What is the management of a patient with Heart Failure with Reduced Ejection Fraction (HFrEF) of 20% and Atrial Fibrillation (AF) with rapid ventricular response, currently on Milrinone (Amrinone) at 0.125 mcg/min?

From the Guidelines

I strongly advise against using milrinone at 0.125 mcg/min in a patient with heart failure with reduced ejection fraction (HFrEF) at 20% who has atrial fibrillation (AF) with rapid ventricular response, and instead recommend prioritizing rate control of the AF using beta-blockers or non-dihydropyridine calcium channel blockers. The patient's condition requires careful management to prevent worsening of heart failure and arrhythmias. According to the 2014 AHA/ACC/HRS guideline for the management of patients with atrial fibrillation 1, the main goals of therapy for those with AF and HF are prevention of thromboembolism and control of symptoms. Key considerations for managing this patient include:

• Rate control of the AF to prevent further deterioration of heart function
• Evaluation for anticoagulation to prevent stroke
• Potential cardioversion once the patient is stabilized
• Consideration of alternative inotropes, such as dobutamine, if inotropic support is still needed The use of milrinone, a phosphodiesterase inhibitor, may worsen arrhythmias and potentially increase mortality in this setting, as noted in the provided evidence 1. In contrast, beta-blockers, such as metoprolol, and non-dihydropyridine calcium channel blockers, such as diltiazem, are preferred agents for achieving rate control in patients with HFrEF and AF, due to their favorable effect on morbidity and mortality 1. Additionally, digoxin may be considered for both rate control and mild inotropic effect, as suggested by the 2022 AHA/ACC/HFSa guideline for the management of heart failure 1. Overall, the priority should be to control the patient's heart rate and prevent further deterioration of heart function, rather than relying on milrinone, which may exacerbate arrhythmias and worsen outcomes.

From the FDA Drug Label

Milrinone lactate produces a slight shortening of AV node conduction time, indicating a potential for an increased ventricular response rate in patients with atrial flutter/fibrillation which is not controlled with digitalis therapy During therapy with milrinone lactate, blood pressure and heart rate should be monitored and the rate of infusion slowed or stopped in patients showing excessive decreases in blood pressure

The patient with HFrEF at 20% and AF with rapid response should be closely monitored during infusion of milrinone at 0.125 mcg/min. The infusion rate should be slowed or stopped if the patient shows excessive decreases in blood pressure or an increased ventricular response rate. 2 2

From the Research

Management of HFrEF with Atrial Fibrillation and Rapid Response

• The management of heart failure with reduced ejection fraction (HFrEF) in patients with atrial fibrillation (AF) and rapid ventricular response (RVR) is crucial for improving outcomes.
• A study published in 2019 3 compared the effects of metoprolol versus diltiazem in the acute management of AF with RVR in patients with HFrEF, and found that both medications achieved similar rate control with no increase in adverse events.

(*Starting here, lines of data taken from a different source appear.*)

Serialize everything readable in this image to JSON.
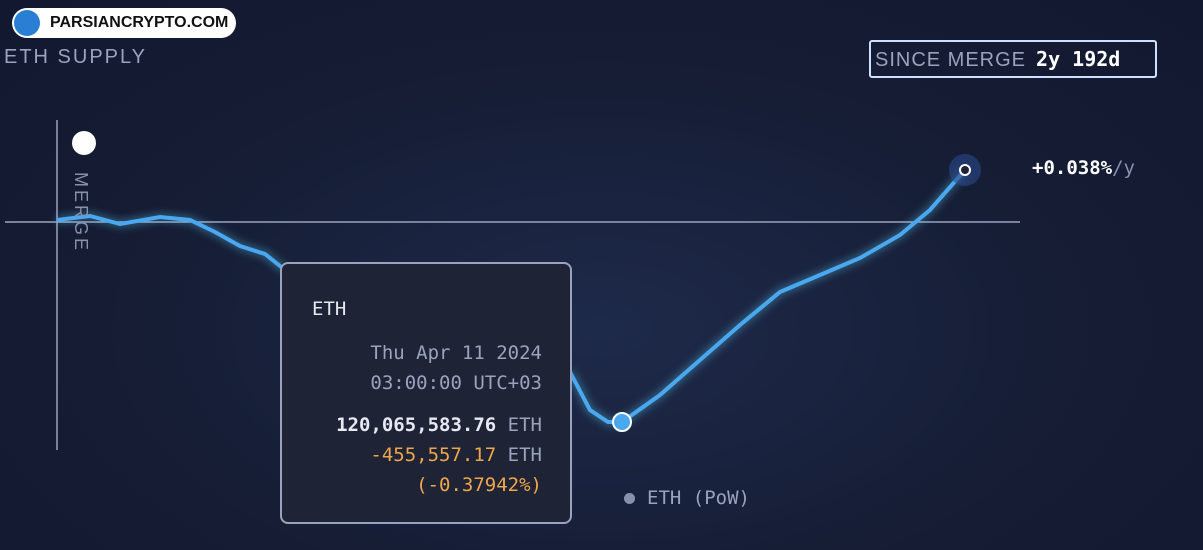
{
  "watermark": "PARSIANCRYPTO.COM",
  "header": {
    "title": "ETH SUPPLY",
    "range_label": "SINCE MERGE",
    "range_value": "2y 192d"
  },
  "chart": {
    "merge_label": "MERGE",
    "end_rate": "+0.038%",
    "end_rate_unit": "/y",
    "legend": "ETH (PoW)"
  },
  "tooltip": {
    "asset": "ETH",
    "date": "Thu Apr 11 2024",
    "time": "03:00:00 UTC+03",
    "supply": "120,065,583.76",
    "supply_unit": "ETH",
    "change": "-455,557.17",
    "change_unit": "ETH",
    "change_pct": "(-0.37942%)"
  }
}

Considerations for Medication Dosage

• The dosage of medications such as beta-blockers and angiotensin-converting enzyme inhibitors (ACE-Is) or angiotensin receptor blockers (ARBs) is important in the management of HFrEF.
• A study published in 2020 4 found that higher body mass index (BMI) was associated with achieving upper-range doses of ACE-Is/ARBs, while pre-existing diabetes mellitus was associated with achieving upper-range doses of beta-blockers.

Combination Therapy

• The combination of beta-blockers and ACE-Is or ARBs is a common treatment strategy for HFrEF.
• However, a study published in 2020 5 highlighted the lack of evidence for the combination use of ARBs and beta-blockers in HFrEF, except for candesartan, and suggested that modern guidelines should emphasize this distinction.

Benefits and Adverse Effects of ACE Inhibitors

• ACE inhibitors are a cornerstone of treatment for HFrEF, but their benefits and adverse effects must be carefully considered.
• A systematic review and meta-analysis published in 2021 6 found that ACE inhibitors reduced all-cause mortality in HFrEF patients, but were also associated with adverse effects such as cough, hypotension, and hyperkalaemia.

New Pharmacotherapies

• New medications such as sacubitril/valsartan and dapagliflozin have shown benefits in mortality and can be used in addition to current therapies for HFrEF.
• A review published in 2020 7 highlighted the potential benefits of these new pharmacotherapies, but noted that more research is needed to fully understand their mechanisms of action and effects on disease modification.